Matjek shakes his head.  Tonight, he is not just a dreamer.  He is on a mission.  Carefully, he replaces the book in the shelf and starts walking up the stairs.

The wood groans under his weight with each step.  He feels heavy   The handrail suddenly feels soft in his grip.  If he is not careful, he will sink into another, deeper dream.  But then he sees it: a flash of blue amongst the grey volumes, up in the corner self ahead, just where the stairway ends.

Below, the shopkeeper coughs again.

Matjek reaches for the book, standing up on his toes and pulling at the blue binding with his fingertips.  The book falls, and a cascade of others comes toppling down with it.  Dust stings his eyes and throat.  He starts coughing.

‘What are you doing up there, boy?’ says a creaking voice, followed by sudden, shuffling steps, and the groaning of floorboards.

Matjek gets down on his knees, tosses aside books on flea circuses and singing mice, and uncovers the blue volume. There are tears and dents on the cover, with brown paper peeking out, but the silver cover design with its minarets, stars and moon is still bright.

Something comes up the stairs, something that smells of incense and dust, not the shopkeeper anymore but something far worse, something papery and whispering and old-

Matjek fixes his eyes on the book and flings it open.  The words leap out at him, black insects moving on the yellowed page.

Among the histories of past peoples a story is told that in the old days in the islands of India and China there was a Sasanian king, a master of armies, guards, servants and retainers, who had two sons, an elder and a younger-

The words swirl.
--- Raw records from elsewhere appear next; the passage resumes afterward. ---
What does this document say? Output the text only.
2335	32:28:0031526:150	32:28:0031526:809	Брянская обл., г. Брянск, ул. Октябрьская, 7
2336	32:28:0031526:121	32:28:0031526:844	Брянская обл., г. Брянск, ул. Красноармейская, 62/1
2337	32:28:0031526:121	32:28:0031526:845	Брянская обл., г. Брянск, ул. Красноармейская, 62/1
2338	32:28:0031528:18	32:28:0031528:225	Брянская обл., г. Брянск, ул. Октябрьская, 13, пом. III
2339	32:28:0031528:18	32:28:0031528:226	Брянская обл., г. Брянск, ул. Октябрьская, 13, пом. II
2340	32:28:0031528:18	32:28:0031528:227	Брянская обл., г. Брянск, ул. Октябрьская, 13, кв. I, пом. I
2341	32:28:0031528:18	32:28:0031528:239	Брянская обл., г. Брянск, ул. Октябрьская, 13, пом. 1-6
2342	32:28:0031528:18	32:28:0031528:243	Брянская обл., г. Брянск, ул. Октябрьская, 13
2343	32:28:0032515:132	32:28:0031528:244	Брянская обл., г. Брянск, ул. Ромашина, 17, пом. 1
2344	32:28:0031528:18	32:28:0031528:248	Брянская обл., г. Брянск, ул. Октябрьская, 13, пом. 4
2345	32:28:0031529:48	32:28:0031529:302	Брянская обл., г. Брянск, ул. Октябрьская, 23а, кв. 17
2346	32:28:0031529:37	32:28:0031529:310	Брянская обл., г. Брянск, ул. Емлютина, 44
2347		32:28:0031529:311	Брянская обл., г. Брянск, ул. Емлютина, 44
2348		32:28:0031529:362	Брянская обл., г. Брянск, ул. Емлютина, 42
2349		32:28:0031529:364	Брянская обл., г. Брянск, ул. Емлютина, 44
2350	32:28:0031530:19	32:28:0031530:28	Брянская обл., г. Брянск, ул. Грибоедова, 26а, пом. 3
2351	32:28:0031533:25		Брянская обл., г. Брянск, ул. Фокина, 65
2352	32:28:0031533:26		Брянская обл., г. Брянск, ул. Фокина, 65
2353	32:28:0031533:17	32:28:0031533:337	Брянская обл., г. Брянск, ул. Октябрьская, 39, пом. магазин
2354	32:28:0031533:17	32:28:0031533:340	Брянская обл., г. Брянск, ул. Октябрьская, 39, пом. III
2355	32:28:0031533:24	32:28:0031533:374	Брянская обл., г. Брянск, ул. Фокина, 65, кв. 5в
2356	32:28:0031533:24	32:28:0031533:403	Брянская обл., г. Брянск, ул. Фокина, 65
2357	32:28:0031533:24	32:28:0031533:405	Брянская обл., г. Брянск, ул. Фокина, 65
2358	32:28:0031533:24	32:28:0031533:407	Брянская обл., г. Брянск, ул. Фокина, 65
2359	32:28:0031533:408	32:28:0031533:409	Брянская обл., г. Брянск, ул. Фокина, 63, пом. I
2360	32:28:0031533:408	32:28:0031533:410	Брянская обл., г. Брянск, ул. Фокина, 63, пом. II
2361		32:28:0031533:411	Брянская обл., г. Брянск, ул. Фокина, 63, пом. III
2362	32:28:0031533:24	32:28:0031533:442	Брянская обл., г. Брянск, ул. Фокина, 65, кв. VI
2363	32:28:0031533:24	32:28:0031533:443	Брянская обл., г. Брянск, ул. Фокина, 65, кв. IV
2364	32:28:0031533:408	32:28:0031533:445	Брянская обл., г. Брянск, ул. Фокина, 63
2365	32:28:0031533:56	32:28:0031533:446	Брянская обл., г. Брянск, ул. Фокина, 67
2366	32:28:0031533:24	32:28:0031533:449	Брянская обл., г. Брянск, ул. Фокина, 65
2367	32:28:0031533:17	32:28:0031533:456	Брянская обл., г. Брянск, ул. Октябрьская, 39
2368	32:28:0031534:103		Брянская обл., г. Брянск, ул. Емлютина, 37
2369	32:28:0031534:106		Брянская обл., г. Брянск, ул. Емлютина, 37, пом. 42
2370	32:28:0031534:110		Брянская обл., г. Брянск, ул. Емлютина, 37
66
The paper and the letters bulge out, form the shape of a hand, fingers of black and white, reaching out from the book.

The dust thing coughs and whispers, and something brushes Matjek’s shoulder, tickling sharply.  He grabs the hand as hard as he can.  The hand pulls him in, into the suddenly vast sea of language in front of him.  The words roll over him like-

-waves, a gentle teasing pull and push of cold foam around his bare feet.  A warm evening sun above a beach of white sand like a smile.

‘For awhile there, I thought you weren’t going to make it,’ the thief says.  He hold Matjek’s hand in a warm, tight grip, a light man in shorts and a white shirt, eyes hidden behind sunglasses, blue like the book of nights.